中国の政策提言機関・人民政治協商会議委員で青海省(Qinghai)幹部のゴンポザシ氏たちは5月27日、青海省の草原保護対策をさらに進め、生態系の保護を研究する国家技術革新センターの設立を提案した。

青海省は長江(揚子江、Yangtze River)、黄河(Yellow River)、瀾滄江(Lancang River)の「三大河川の源」「中国の給水塔」と称され、草原の面積は数千万ヘクタールに及ぶ。水源や土壌の保全、酸素の供給、気候調節や生物多様性の維持に非常に重要な役割を果たしている。

ゴンポザシ氏は「青海省の生態環境は全般的に改善しており、草原の植生率は2015年の54%から2018年は57%近くに向上し、草の生産量は2014年の約667平方メートルあたり159キロから2018年は170キロに増加した」と説明。過剰飼育となっている570万頭のヒツジを減らし、草地と家畜のバランスも調整したという。

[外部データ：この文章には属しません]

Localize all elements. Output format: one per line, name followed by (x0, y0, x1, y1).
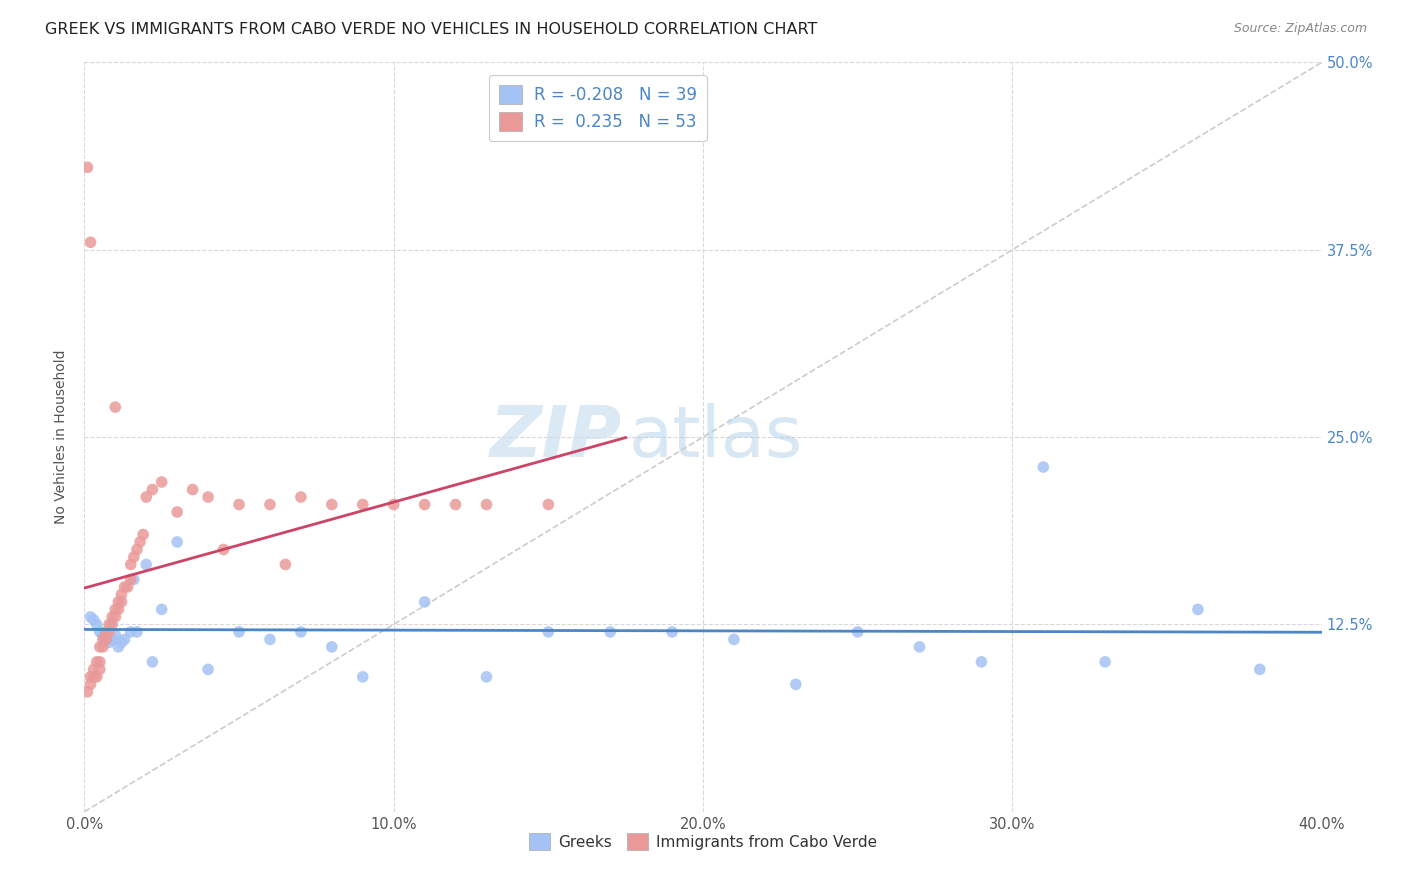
Point (970, 655, 993, 669)
Y-axis label: No Vehicles in Household: No Vehicles in Household (55, 350, 69, 524)
Point (79, 670, 101, 684)
Point (120, 573, 142, 587)
Text: ZIP: ZIP (491, 402, 623, 472)
Point (599, 624, 621, 639)
Point (129, 535, 152, 549)
Point (125, 542, 148, 557)
Point (274, 558, 297, 572)
Point (150, 475, 173, 489)
Point (83, 613, 105, 627)
Text: Source: ZipAtlas.com: Source: ZipAtlas.com (1233, 22, 1367, 36)
Point (135, 558, 157, 572)
Point (104, 628, 127, 642)
Text: GREEK VS IMMIGRANTS FROM CABO VERDE NO VEHICLES IN HOUSEHOLD CORRELATION CHART: GREEK VS IMMIGRANTS FROM CABO VERDE NO V… (45, 22, 817, 37)
Point (107, 602, 129, 616)
Point (1187, 602, 1209, 616)
Point (1249, 662, 1271, 676)
Point (110, 635, 132, 649)
Point (76, 161, 98, 175)
Point (83, 662, 105, 676)
Point (321, 498, 343, 512)
Point (120, 558, 142, 572)
Point (83, 670, 105, 684)
Point (1094, 655, 1116, 669)
Point (86, 655, 108, 669)
Point (104, 602, 127, 616)
Point (110, 587, 132, 601)
Point (197, 662, 219, 676)
Point (785, 677, 807, 691)
Point (212, 542, 235, 557)
Point (89, 640, 111, 654)
Point (120, 624, 142, 639)
Point (79, 677, 101, 691)
Point (228, 498, 250, 512)
Point (98, 617, 121, 632)
Point (79, 235, 101, 250)
Point (352, 670, 374, 684)
Point (141, 655, 163, 669)
Point (475, 670, 498, 684)
Point (101, 632, 124, 647)
Point (91, 632, 114, 647)
Point (94, 624, 117, 639)
Point (89, 624, 111, 639)
Point (166, 535, 188, 549)
Point (114, 632, 136, 647)
Legend: Greeks, Immigrants from Cabo Verde: Greeks, Immigrants from Cabo Verde (523, 827, 883, 856)
Point (79, 610, 101, 624)
Point (352, 498, 374, 512)
Text: atlas: atlas (628, 402, 803, 472)
Point (150, 602, 173, 616)
Point (94, 632, 117, 647)
Point (89, 655, 111, 669)
Point (86, 670, 108, 684)
Point (475, 498, 498, 512)
Point (107, 595, 129, 609)
Point (104, 610, 127, 624)
Point (135, 490, 157, 504)
Point (290, 490, 312, 504)
Point (413, 498, 436, 512)
Point (444, 498, 467, 512)
Point (98, 635, 121, 649)
Point (197, 490, 219, 504)
Point (259, 498, 281, 512)
Point (413, 595, 436, 609)
Point (110, 595, 132, 609)
Point (107, 640, 129, 654)
Point (1032, 460, 1054, 475)
Point (537, 624, 560, 639)
Point (661, 624, 683, 639)
Point (114, 580, 136, 594)
Point (141, 483, 163, 497)
Point (259, 632, 281, 647)
Point (76, 685, 98, 699)
Point (537, 498, 560, 512)
Point (104, 400, 127, 414)
Point (321, 640, 343, 654)
Point (122, 549, 145, 564)
Point (181, 483, 204, 497)
Point (101, 610, 124, 624)
Point (86, 617, 108, 632)
Point (228, 624, 250, 639)
Point (91, 640, 114, 654)
Point (132, 527, 155, 541)
Point (723, 632, 745, 647)
Point (125, 624, 148, 639)
Point (91, 628, 114, 642)
Point (382, 498, 405, 512)
Point (98, 624, 121, 639)
Point (101, 617, 124, 632)
Point (94, 632, 117, 647)
Point (908, 640, 931, 654)
Point (89, 662, 111, 676)
Point (290, 624, 312, 639)
Point (166, 505, 188, 519)
Point (117, 580, 139, 594)
Point (122, 573, 145, 587)
Point (846, 624, 869, 639)
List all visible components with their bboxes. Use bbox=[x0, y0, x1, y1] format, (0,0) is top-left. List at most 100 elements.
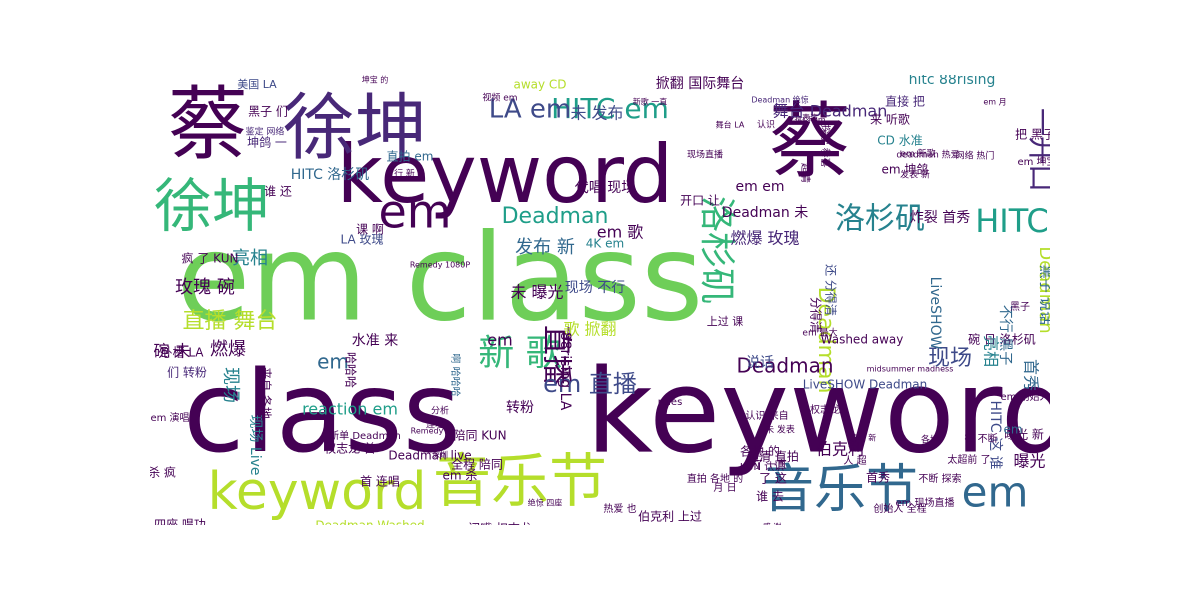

ただ、ゴンポザシ氏は「草原の生態環境は依然として脆弱(ぜいじゃく)であり、まだ多くの困難と問題がある」と指摘。草原の生態系保護のための資金を増やし、家畜の放牧を減らし、草原の面積を増やすことを提言した。また、草原保護の補助政策対象地域を新たに720万ヘクタール拡大するとともに、補助基準を高めることも求めた。

ゴンポザシ氏はさらに、「三江源草源生態保護国家技術革新センター」の設立を提案。生態系を研究するチームを編成し、草地の回復や種子の開発、草原の劣化メカニズムの研究、害虫駆除などについて研究を進めるよう提言した。